We will use Docker of course, and before we start, make sure you have a Docker repo up and running. A very easy option is just to create an Azure Container Registry in the same resource group as the cluster.

Let us try out a very simple PySpark program just to make sure everything is fine. Find an example program here.

As you can see this is based on a spark-py:v2.4.0 image: how do we make that?

Base PySpark image

How to build the PySpark spark-py container image:

  • download the Spark source code from the official website, e.g. spark-2.4.0.tgz
  • unzip and give (needs mvn):
    • ./build/mvn -Pkubernetes -DskipTests -Phadoop-2.8 -Dhadoop.version=2.8.1 clean package
    • bin/docker-image-tool.sh -r aksblog.azurecr.io/aksblog -t v2.4.0 build
    • bin/docker-image-tool.sh -r aksblog.azurecr.io/aksblog -t v2.4.0 push

The Hadoop version is of particular relevance because we need to have a version compatible with the specific Azure jars - not shipped with Spark itself - if we want to have Spark jobs talking to the Azure DataLake Storage for example.

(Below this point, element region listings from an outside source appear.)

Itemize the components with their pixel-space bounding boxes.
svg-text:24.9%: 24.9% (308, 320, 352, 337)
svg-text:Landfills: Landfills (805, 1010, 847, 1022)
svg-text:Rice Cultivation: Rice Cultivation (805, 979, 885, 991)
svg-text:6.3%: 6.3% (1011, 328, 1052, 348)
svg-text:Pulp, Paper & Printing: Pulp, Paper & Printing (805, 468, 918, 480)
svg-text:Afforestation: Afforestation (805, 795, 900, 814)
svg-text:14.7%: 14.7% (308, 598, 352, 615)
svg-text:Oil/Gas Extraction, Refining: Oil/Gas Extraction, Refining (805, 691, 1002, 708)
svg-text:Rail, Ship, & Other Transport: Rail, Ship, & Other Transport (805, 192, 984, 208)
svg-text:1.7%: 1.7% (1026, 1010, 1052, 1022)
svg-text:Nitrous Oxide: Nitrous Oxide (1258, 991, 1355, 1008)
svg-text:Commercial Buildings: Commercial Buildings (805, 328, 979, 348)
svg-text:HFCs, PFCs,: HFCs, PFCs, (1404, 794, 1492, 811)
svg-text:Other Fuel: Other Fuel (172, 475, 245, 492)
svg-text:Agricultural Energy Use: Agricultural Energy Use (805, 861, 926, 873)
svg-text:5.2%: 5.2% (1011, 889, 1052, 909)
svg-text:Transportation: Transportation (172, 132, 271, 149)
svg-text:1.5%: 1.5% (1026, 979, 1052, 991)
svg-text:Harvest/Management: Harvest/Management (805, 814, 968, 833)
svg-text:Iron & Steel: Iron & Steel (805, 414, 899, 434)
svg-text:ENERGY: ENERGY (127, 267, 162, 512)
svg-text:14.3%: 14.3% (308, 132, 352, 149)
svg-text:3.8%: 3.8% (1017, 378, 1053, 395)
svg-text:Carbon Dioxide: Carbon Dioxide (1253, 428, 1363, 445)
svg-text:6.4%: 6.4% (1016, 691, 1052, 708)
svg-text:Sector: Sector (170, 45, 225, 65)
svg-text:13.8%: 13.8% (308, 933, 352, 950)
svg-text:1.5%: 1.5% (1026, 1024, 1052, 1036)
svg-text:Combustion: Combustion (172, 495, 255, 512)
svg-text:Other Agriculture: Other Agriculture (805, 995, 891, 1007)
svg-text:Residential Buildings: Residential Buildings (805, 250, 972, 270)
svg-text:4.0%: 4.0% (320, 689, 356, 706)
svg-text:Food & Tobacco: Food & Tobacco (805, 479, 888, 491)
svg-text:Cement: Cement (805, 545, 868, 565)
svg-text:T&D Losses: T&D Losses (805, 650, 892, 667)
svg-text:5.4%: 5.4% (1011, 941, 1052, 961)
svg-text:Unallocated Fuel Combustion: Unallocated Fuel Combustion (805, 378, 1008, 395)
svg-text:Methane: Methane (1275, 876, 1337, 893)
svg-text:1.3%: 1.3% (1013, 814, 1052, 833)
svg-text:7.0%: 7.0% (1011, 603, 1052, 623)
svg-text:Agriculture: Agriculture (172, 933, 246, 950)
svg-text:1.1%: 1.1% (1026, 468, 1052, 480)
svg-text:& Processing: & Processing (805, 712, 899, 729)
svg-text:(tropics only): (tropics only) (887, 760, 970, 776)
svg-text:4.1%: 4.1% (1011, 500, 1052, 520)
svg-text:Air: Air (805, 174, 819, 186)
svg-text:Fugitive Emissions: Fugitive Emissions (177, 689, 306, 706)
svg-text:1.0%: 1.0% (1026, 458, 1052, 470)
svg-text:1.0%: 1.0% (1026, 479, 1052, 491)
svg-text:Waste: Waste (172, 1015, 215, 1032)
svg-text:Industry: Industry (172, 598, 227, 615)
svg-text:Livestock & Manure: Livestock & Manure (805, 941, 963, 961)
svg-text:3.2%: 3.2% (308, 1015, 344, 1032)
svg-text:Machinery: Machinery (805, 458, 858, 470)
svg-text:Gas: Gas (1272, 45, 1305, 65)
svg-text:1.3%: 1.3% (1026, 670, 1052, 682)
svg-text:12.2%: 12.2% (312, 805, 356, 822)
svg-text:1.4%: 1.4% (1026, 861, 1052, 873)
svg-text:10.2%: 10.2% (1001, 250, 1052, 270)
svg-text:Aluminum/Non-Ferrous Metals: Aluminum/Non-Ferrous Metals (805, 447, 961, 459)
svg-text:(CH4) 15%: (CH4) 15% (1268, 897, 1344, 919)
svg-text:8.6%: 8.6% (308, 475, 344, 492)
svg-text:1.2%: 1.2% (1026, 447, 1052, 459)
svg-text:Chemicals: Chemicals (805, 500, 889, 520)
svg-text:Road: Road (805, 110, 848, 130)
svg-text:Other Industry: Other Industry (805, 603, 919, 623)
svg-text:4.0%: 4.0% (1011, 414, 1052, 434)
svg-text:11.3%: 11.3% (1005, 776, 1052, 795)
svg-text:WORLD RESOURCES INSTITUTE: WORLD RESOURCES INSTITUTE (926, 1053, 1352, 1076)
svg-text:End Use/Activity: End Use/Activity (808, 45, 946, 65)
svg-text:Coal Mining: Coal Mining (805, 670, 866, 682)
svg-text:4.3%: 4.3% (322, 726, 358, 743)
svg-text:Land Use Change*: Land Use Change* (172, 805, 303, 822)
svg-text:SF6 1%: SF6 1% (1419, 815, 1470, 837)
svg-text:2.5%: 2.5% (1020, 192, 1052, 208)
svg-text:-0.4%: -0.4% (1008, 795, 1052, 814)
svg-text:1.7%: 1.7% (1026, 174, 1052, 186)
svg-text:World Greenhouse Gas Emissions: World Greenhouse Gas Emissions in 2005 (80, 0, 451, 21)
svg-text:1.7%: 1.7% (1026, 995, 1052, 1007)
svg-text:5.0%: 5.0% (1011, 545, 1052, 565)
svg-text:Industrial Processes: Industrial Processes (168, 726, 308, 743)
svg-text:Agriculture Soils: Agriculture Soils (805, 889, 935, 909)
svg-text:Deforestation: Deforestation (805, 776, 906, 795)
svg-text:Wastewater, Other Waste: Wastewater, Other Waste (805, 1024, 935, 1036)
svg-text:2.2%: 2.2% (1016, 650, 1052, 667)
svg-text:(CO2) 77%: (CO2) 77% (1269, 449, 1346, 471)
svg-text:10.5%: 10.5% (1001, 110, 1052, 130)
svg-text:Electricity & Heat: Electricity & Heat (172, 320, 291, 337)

Once a Hadoop version is fixed, getting the latest greatest for those jars should work.

Launching the Spark jobs

You should have pushed both the base and test PySpark images to the repository now. Properties file is also ready. That means we are ready to launch the job! Give:

spark-submit --conf spark.kubernetes.namespace=$NAMESPACE --conf spark.kubernetes.container.image=aksblog.azurecr.io/aksblog/spark-example:v2.4.0 --properties-file spark.properties --name spark-example /app/bin/run.py

where $NAMESPACE points to your personal k8s namespace created in the YAMLs above, the image is the test Spark program and the Python program is an actual path in the image itself. It goes without saying that you should have Spark 2.4.0 properly installed locally.

Follow through the logs now; once the job successfully starts, a kubectl get pods in your namespace will show one driver pod and a number of executor pods.

Congratulations, Spark on Kubernetes mission accomplished!

Final considerations

After working with this setup for a while, it seems to me that Spark is not really a first-class citizen on Azure Kubernetes Services, even if there are quite a few Azure blogs covering the basics.

All of the above is fully documented in the respective projects only, and that is why it feels perhaps a little cumbersome - a full-stack walkthrough was not there when we first digged into this (well now there is this blog!).

For higher freedom while keeping the configuration headache at a minimum, deploying Spark on Kubernetes feels easier on Google. But the real extra point Azure gets here is the seamless and advanced Active Directory configuration, guaranteeing control on the access and a clean mapping between authentication, resource management and control.

Have fun spawning pods in Spark!